Quarante migrants tunisiens disparus en mer, activement recherchés par les autorités

Une quarantaine de migrants tunisiens qui tentaient de rallier clandestinement l’Italie par la mer sont portés disparus depuis cinq jours, a annoncé mardi 16 janvier la Garde nationale tunisienne.

Les Tunisiens qui ont pris part à cette « opération d’émigration irrégulière » étaient partis de la ville de Sfax (centre-est du pays) dans la nuit du 10 au 11 janvier à bord d’une embarcation qui devait les transporter jusqu’aux côtes italiennes, a précisé la Garde nationale dans un communiqué.

Elle a ajouté avoir lancé des recherches mobilisant d’importants moyens pour tenter de retrouver les personnes disparues après avoir été alertée par des proches ayant perdu tout contact avec elles. Des vidéos et des photos publiées sur la page Facebook des autorités montrent le déploiement des opérations de recherche en mer.

La Tunisie est, avec la Libye, le principal point de départ pour des milliers de migrants qui cherchent à se rendre en Europe.

Écrasante majorité de Subsahariens dans les départs depuis Sfax

Sur les 11 premiers mois de l’année 2023, le nombre de candidats à l’émigration clandestine interceptés par les autorités tunisiennes s’était établi à 69 963 personnes, soit plus du double pour la même période l’année précédente, selon des statistiques transmises à l’AFP par le porte-parole de la Garde nationale.

Dans le détail, 77,5% (plus de 54 000) étaient des étrangers, en majorité des ressortissants d’Afrique subsaharienne, et le reste des Tunisiens (plus de 15 000).

Ces départs de Noirs vers l’Europe ont connu une accélération en Tunisie après un discours fin février du président Kaïs Saïed, dénonçant l’arrivée « de hordes de migrants clandestins » qu’il avait présentés comme une menace démographique pour son pays.

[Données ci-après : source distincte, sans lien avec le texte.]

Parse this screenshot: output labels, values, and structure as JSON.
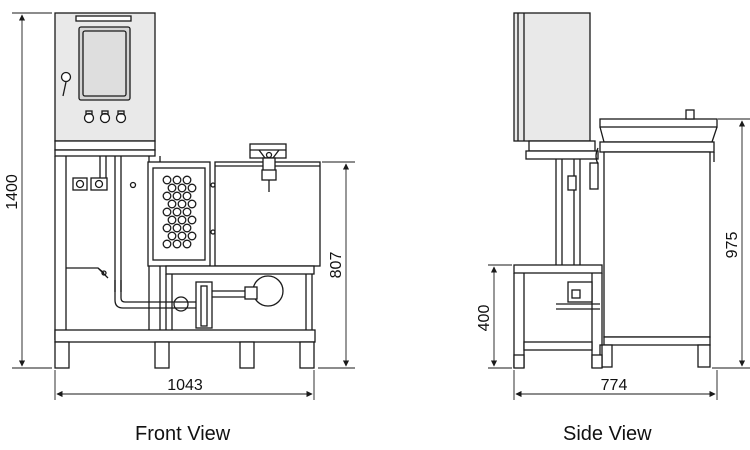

L’écrasante majorité des candidats au départ est donc originaire d’Afrique subsaharienne. Et peu d’opérations de recherche sont lancées quand leurs canots disparaissent en mer – ou sont en difficulté.

Expulsions aux frontières

Pis, de nombreux exilés subsahariens accusent même les militaires tunisiens de maltraitance. Depuis le mois de septembre, InfoMigrants a recueilli plusieurs témoignages d’exilés subsahariens qui racontent avoir été immédiatement emmenés de force vers les zones frontalières du pays après leur interception en mer.

Ces expulsions ne sont pas nouvelles et rappellent celles observées durant l’été lorsque des milliers de migrants avaient été arrêtés à Sfax puis abandonnés dans le désert de Libye et d’Algérie. Des images de migrants subsahariens, à bout de force sous un soleil de plomb, avaient été largement diffusées sur les réseaux sociaux.

Des migrants abandonnés dans le désert libyen à l'été 2023. Ici, un exilé pris en charge par les garde-frontières libyens.
Des migrants abandonnés dans le désert libyen à l’été 2023. Ici, un exilé pris en charge par les garde-frontières libyens.

 

Les histoires de Fati, une Ivoirienne, et de sa fille Marie, avaient également fait le tour du monde.

La mère et son enfant étaient mortes de soif et d’épuisement à la mi-juillet dans le désert après avoir été abandonnées là par les autorités de Tunis. Le 25 juillet, les garde-frontières libyens avaient publié une autre vidéo, relayée par le compte X (ex-Twitter) Refugees in Libya. On y apercevait le corps d’un homme et à côté, celui d’un enfant. Tous les deux gisaient l’un contre l’autre, sur le sable, au beau milieu du désert. La Tunisie a toujours rejeté ces accusations d’expulsions collectives.

Plus de 100 exilés sont morts dans le désert tuniso-libyen pendant l’été, selon les sources humanitaires.

En mer, le bilan est tout aussi dramatique. Plus de 2 270 personnes sont mortes en 2023 en Méditerranée centrale en tentant de rallier clandestinement l’Europe, soit 60% de plus que l’année précédente, selon les chiffres de l’Organisation internationale des migrations (OIM).